Mahlon fixed up an old bicycle for us to ride. It was hard because there was no money to buy new tires, but I all of us little kids got a chance to ride it some. He made a wooden gun for Lloyd when Lloyd was about eight. I remember how lucky I thought Lloyd was because he got to play with that gun. The hoodlin’ wagon was the best invention. He made a cart that had two big wheels. We used this for everything, to haul milk cans, garden produce, flower bed clippings and everything that required something bigger than our Radio Flyer red wagon. We often pulled each other around in it also for fun. There was a shed in the west field that was divided in half. There was a square cut in the bottom about 15 inches square for the chickens to go from half to the other. This shed was used to store junk and machinery. Mahlon bet me I couldn’t crawl through that square. I did and to this day I have nightmares about being stuck in that square.
We used to all play hide and seek – “Ollie Ollie oxenfree, who’s all out, come in free” – indoors as well as indoors. Playing this game inside with dim visibility of coal oil lamps, so one night, my brother Mahlon picked me up and put me in daddy’s overalls that always hung behind the door. Being very small, I just sit there, hanging inside the overalls, and no one ever found me. Very imaginative!
We made our own fun. It’s so much more interesting when you tell the story.
Mahlon says, one time at Schubert’s we were playing hide and seek. Mom wanted to help so she took her dress off and put it on Bea and stood Bea on a bucket at the sink. We all thought Bea was Mom. Bea was so mad because we didn’t find her and she did all the supper dishes while hiding. Mom was standing on the porch in her slip, so she wasn’t naked…laughing and freezing her butt off.

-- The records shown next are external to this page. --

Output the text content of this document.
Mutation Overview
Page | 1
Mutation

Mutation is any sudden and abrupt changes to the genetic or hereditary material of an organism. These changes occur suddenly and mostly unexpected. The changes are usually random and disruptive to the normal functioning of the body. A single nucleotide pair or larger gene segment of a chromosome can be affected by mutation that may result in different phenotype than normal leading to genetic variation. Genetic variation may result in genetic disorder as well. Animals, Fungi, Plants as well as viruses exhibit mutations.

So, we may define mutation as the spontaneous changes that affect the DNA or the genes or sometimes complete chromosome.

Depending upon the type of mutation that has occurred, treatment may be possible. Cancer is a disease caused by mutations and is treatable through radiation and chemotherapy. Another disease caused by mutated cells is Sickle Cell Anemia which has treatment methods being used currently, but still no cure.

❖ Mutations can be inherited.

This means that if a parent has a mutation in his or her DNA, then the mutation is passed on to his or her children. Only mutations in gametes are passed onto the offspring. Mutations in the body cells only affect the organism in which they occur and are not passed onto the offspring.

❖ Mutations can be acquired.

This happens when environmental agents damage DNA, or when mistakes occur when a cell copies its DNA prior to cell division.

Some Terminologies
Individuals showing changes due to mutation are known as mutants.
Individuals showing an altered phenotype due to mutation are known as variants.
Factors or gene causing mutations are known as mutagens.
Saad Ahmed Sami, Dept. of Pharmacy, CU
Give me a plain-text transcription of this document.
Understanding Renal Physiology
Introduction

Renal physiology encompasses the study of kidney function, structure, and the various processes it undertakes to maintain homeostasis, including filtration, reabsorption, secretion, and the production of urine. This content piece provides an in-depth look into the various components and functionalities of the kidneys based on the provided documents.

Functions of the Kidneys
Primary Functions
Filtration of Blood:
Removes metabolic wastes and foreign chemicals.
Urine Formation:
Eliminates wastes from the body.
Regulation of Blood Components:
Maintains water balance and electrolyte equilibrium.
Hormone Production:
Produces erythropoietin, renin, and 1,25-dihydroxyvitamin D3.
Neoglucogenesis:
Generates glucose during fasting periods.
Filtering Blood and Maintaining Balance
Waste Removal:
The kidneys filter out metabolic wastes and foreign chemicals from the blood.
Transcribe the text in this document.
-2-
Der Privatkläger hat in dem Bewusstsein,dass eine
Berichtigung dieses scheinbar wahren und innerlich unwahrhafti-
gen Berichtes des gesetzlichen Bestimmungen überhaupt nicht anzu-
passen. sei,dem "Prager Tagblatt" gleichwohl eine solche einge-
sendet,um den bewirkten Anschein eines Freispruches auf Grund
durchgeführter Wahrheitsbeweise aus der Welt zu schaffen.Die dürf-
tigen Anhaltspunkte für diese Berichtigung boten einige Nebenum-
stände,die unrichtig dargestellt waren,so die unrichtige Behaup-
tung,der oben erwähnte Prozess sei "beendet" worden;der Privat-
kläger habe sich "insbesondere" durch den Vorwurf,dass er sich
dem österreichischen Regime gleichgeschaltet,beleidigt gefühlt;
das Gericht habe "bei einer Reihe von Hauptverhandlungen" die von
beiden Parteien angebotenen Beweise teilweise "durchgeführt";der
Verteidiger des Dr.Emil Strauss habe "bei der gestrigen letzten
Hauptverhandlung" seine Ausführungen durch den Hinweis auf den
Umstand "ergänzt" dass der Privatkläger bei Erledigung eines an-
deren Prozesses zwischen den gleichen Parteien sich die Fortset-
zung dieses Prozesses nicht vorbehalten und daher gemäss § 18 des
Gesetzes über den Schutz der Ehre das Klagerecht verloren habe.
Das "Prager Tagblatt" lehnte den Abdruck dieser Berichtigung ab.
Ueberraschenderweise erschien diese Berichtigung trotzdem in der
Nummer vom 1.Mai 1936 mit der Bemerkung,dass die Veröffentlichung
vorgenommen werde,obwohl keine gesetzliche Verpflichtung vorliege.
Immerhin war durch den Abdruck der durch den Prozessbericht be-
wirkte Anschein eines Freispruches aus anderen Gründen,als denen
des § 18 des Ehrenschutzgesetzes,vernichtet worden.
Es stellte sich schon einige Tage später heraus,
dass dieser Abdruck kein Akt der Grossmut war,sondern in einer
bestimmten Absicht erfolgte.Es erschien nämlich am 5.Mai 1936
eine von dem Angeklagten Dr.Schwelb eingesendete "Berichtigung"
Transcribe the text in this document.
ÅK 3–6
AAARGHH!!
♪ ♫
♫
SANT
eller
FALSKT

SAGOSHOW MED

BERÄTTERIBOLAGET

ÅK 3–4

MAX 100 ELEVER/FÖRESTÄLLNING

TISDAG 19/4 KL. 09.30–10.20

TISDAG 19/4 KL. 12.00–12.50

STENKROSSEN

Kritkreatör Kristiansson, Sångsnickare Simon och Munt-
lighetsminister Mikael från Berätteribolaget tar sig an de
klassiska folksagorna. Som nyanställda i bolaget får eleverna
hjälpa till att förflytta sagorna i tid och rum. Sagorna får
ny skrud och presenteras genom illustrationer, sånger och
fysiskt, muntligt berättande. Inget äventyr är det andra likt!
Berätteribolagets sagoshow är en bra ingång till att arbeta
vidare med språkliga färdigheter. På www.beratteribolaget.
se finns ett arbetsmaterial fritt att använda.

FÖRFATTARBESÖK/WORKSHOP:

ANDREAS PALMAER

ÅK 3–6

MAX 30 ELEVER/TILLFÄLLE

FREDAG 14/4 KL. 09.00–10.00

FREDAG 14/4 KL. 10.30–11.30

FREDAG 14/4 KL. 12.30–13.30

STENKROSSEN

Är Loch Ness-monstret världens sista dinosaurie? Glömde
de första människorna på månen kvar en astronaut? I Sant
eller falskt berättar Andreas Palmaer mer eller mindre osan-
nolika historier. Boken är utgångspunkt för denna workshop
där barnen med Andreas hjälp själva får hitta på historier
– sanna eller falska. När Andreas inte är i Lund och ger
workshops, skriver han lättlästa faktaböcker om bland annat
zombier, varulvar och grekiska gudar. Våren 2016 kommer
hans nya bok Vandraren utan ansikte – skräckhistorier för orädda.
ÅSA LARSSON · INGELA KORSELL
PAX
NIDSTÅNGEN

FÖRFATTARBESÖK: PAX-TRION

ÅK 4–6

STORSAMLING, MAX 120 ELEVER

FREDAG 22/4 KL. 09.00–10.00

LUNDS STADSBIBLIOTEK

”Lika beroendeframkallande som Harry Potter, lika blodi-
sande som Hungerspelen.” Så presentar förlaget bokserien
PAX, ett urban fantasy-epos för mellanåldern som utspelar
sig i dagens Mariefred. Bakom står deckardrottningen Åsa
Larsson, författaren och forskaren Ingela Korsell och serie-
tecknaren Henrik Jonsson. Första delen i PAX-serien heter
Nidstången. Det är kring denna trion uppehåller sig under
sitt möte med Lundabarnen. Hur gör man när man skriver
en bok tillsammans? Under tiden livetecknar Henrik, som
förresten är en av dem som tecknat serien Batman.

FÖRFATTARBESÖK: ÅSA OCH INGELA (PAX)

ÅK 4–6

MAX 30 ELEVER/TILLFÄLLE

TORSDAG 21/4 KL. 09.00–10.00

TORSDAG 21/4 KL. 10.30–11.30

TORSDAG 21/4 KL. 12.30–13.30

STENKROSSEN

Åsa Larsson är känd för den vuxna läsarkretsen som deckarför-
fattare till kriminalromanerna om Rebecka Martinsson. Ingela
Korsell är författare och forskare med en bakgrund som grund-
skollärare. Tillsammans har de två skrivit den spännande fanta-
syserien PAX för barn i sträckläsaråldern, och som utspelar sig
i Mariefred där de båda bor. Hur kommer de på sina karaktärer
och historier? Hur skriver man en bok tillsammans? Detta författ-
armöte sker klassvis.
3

Mahlon still relives those times in his dreams. The other night he woke me up calling for Beatrice. You are all so lucky to have such wonderful memories.
of all the games of childhood , theres non so dear to me as when you and I were playmates in childhoow days so free, we’d gather all our play toys as quiet as a mouse , and when we found a cozy place, we all played house. this is the way I remember mother singing it.
That shed was at times our play house. Using the theme of the song (Come Ye Thankful People Come, Raise the song of harvest home) It was our storehouse. We had all kinds of grain, and hay and such stored up in there. It was the most wonderful storehouse there ever was. We could imagine all kinds of wonderful things. I remember us hiding in the dinning room at night. It would be pitch dark in there, one of us would be it, and stay in the kitchen. the rest of us would hide. The person who was it, had to find us in the dark. That was fun too. Mother would have a song for every word you said to her. It was amazing. I find myself doing that too.